Andererseits gibt es Regisseure und Künstler jüdischer
Herkunft, die bis 1937 in der Ufa produziert haben und deren Arbeiten
die These widerlegen, nach 1933 seien keine qualitativ hochstehenden
Filme mehr geschaffen worden. Zugleich haben sehr viele der in der
deutschen Filmindustrie tätigen Menschen mit jüdischen Kollegen
zusammengearbeitet, haben gemeinsame Projekte entwickelt, gemeinsam
gedreht und Überlegungen zu künftigen Filmen angestellt. Vieles davon
blieb - als Wissen, als Haltung, als ästhetische Perspektive. Daher gibt
es in vielen Spielfilmen, die im Dritten Reich produziert wurden, eine
ästhetische Ambivalenz, über die man reden muss.

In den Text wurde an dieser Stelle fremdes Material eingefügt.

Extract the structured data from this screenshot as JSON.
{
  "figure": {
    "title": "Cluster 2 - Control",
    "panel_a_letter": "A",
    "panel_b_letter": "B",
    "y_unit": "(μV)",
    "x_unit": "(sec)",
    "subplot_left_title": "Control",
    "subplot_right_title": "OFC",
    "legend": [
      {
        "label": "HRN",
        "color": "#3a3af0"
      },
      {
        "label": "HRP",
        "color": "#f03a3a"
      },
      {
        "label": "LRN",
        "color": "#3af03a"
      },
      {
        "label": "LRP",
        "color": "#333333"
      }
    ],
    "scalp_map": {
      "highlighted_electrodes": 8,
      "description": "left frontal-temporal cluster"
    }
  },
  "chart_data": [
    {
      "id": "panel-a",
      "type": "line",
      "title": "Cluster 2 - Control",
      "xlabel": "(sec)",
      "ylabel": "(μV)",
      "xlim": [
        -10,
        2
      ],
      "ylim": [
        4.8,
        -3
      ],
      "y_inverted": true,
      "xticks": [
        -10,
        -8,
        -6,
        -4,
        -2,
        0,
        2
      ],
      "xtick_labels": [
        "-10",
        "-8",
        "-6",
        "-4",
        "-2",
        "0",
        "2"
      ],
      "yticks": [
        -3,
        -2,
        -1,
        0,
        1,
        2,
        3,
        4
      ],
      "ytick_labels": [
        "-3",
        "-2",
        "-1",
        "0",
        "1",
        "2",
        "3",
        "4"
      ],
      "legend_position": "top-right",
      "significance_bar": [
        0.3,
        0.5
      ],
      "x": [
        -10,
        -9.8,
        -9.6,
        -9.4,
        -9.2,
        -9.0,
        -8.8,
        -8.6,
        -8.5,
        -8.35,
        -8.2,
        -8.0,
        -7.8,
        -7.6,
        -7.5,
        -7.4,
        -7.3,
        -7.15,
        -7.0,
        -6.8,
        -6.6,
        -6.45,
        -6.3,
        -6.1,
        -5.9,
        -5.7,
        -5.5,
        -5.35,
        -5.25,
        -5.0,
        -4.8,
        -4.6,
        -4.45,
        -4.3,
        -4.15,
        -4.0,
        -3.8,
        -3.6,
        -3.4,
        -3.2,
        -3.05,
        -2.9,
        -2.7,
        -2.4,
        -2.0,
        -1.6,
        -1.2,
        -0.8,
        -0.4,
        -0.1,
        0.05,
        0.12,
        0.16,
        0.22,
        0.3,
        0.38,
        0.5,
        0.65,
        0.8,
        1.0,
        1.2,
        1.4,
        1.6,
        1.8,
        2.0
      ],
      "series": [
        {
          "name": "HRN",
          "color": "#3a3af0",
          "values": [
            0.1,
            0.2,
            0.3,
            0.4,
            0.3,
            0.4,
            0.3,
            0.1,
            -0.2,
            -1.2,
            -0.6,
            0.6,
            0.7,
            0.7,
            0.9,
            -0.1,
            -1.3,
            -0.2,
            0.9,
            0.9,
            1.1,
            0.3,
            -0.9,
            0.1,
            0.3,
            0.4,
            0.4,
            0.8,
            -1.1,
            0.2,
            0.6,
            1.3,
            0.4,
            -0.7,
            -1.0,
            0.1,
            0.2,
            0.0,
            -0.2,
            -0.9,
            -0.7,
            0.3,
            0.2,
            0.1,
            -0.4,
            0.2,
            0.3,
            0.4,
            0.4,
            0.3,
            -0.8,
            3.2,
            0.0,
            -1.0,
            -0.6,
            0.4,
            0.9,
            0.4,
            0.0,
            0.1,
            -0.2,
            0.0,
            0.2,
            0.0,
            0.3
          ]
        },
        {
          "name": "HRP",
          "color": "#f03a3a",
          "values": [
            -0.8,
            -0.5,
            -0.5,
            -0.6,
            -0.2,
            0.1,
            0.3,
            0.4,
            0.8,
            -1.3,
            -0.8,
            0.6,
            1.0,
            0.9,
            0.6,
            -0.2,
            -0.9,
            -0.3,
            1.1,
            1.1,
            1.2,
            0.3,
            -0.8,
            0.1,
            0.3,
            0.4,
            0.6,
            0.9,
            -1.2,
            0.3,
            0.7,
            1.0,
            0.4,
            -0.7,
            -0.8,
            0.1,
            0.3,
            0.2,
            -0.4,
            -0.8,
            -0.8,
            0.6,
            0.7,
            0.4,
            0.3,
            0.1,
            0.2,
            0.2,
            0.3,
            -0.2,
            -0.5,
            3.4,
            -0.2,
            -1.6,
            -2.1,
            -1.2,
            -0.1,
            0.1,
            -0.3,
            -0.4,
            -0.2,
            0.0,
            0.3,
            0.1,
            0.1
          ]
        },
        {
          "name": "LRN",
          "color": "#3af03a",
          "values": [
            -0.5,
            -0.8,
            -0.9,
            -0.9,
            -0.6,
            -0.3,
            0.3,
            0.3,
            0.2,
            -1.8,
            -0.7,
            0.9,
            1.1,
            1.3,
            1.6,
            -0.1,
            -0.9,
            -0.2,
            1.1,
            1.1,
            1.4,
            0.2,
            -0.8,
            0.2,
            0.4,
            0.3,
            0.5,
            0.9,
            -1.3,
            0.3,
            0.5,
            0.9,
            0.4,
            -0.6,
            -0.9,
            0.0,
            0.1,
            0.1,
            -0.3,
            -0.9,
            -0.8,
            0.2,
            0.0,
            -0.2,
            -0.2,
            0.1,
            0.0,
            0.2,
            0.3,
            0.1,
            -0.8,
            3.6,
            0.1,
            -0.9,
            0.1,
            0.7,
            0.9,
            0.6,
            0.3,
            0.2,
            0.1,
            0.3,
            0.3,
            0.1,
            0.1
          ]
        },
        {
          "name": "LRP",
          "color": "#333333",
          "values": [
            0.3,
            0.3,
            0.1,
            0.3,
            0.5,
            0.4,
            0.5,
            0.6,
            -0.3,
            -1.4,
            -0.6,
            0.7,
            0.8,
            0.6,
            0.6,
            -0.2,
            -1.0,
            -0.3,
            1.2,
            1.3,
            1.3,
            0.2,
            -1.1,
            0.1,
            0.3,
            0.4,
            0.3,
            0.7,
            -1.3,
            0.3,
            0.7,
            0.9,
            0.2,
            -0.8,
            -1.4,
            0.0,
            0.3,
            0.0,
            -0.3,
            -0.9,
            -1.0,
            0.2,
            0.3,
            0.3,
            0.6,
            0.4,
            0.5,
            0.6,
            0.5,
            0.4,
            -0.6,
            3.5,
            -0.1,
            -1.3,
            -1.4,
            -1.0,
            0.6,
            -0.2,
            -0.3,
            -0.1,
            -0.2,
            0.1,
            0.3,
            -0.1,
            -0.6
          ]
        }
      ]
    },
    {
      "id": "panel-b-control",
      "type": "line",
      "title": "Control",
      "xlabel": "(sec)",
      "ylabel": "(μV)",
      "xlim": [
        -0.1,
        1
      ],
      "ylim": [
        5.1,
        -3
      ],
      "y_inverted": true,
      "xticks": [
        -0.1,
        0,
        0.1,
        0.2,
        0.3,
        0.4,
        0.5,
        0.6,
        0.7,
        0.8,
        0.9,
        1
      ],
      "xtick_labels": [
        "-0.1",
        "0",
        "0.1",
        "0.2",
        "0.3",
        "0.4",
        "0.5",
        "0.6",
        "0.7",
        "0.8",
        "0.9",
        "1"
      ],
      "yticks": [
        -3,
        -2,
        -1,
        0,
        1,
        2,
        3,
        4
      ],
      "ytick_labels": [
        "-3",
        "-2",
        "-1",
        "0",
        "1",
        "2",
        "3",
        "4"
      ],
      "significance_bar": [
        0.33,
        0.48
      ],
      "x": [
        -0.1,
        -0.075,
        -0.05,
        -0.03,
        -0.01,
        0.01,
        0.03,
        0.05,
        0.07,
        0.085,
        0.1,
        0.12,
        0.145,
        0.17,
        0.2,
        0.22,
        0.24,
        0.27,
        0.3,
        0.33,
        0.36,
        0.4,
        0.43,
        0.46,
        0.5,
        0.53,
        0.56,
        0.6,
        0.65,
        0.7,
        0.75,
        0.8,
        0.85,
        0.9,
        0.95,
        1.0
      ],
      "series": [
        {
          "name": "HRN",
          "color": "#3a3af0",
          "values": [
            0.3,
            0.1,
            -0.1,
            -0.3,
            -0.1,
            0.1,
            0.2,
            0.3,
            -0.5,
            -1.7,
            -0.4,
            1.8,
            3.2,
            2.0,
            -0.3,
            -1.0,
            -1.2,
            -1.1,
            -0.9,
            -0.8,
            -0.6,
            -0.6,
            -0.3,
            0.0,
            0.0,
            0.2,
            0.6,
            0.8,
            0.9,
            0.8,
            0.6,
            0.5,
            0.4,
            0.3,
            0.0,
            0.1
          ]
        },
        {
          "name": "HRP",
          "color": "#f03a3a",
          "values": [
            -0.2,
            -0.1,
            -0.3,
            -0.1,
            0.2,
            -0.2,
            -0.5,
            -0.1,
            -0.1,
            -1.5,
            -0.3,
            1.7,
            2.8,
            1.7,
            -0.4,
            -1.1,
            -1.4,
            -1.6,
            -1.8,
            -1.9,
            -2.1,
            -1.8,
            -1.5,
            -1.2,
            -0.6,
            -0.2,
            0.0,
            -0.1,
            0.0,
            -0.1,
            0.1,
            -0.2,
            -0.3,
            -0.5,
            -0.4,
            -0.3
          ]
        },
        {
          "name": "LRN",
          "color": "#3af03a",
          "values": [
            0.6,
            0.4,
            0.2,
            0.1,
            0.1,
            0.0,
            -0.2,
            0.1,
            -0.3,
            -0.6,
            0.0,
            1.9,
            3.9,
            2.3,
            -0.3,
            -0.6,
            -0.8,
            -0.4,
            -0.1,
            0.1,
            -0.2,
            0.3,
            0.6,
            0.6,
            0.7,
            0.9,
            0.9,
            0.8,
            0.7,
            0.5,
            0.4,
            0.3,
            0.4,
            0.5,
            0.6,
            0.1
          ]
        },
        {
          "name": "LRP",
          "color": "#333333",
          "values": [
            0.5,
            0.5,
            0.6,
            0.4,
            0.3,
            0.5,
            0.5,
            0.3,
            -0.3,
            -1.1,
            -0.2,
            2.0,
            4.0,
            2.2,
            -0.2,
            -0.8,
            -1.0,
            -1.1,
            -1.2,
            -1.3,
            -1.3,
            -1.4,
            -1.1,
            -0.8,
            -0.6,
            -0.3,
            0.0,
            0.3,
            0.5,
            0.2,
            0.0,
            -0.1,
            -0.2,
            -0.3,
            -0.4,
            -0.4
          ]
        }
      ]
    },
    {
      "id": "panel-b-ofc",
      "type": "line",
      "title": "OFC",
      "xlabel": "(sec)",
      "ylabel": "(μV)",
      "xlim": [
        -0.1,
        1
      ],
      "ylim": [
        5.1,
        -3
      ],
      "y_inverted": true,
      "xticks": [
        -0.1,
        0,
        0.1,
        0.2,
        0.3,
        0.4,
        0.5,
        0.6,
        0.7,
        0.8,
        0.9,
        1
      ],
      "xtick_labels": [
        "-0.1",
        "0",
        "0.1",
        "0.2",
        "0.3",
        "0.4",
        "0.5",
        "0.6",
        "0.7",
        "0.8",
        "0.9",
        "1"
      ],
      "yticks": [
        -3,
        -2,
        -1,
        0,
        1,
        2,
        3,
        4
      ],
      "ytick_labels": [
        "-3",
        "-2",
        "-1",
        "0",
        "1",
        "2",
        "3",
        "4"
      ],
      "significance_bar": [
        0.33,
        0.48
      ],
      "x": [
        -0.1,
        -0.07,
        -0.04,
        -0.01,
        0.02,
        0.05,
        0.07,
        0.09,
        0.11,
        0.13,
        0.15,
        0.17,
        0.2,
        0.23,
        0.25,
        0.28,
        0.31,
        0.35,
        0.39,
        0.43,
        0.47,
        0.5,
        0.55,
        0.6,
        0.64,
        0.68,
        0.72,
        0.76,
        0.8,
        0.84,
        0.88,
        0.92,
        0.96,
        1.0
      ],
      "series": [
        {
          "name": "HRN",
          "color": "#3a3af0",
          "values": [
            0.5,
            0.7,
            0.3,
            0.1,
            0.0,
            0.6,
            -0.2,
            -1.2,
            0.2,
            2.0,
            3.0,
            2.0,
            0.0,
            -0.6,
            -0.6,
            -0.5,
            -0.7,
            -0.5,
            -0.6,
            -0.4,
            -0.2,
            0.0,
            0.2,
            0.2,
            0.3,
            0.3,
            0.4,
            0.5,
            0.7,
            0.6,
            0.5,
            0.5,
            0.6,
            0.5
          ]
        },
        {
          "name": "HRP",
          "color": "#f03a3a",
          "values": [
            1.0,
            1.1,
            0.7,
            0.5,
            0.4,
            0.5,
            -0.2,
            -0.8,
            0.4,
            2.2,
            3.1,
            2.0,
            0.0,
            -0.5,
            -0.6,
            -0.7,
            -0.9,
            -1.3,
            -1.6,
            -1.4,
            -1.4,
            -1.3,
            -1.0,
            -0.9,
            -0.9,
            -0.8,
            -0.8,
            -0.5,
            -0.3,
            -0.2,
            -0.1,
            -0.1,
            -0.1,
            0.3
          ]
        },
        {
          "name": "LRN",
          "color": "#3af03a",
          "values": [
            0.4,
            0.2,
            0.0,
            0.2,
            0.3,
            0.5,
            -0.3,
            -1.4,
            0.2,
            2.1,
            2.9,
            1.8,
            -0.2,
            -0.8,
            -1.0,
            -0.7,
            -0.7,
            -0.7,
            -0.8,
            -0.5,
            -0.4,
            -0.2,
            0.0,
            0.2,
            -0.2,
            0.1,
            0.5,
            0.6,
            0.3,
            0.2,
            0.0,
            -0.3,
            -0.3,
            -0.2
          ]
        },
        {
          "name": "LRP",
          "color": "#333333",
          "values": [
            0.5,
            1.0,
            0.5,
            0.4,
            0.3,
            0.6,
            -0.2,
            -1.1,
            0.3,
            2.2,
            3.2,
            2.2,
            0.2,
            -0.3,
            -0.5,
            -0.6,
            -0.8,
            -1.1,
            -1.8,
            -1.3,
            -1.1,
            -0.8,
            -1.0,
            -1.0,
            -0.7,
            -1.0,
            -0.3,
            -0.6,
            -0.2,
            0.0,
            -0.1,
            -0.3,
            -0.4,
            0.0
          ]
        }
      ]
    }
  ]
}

Vor diesem Hintergrund ist es bezeichnend, dass
Joseph Goebbels vieles unternahm, um Marlene Dietrich zurück nach
Deutschland zu holen.
Es gibt einen naziinternen Konflikt zwischen Goebbels
und Göring. Goebbels wollte die deutsche Filmwirtschaft nicht durch
antisemitische Filme in Europa vertreten wissen. Er wollte Menschen wie
Fritz Lang oder Marlene Dietrich halten. Das konfligierte
selbstverständlich mit der antijüdischen, rassistischen Ideologie. Aber
die Ausnahmeregelungen für Künstler, die jüdischer Herkunft waren und
die man in irgendeiner Form halten wollte, die Versuche von Gustaf
Gründgens, am Theater Künstler zu halten, die eine jüdische Ehefrau
hatten, die Versuche Reinhold Schünzels, mit Sondergenehmigungen bis
1937 Filme zu produzieren und dabei durchaus subversive Elemente
einzustreuen: Das alles kann man heute aus der Distanz neu betrachten
und diskutieren.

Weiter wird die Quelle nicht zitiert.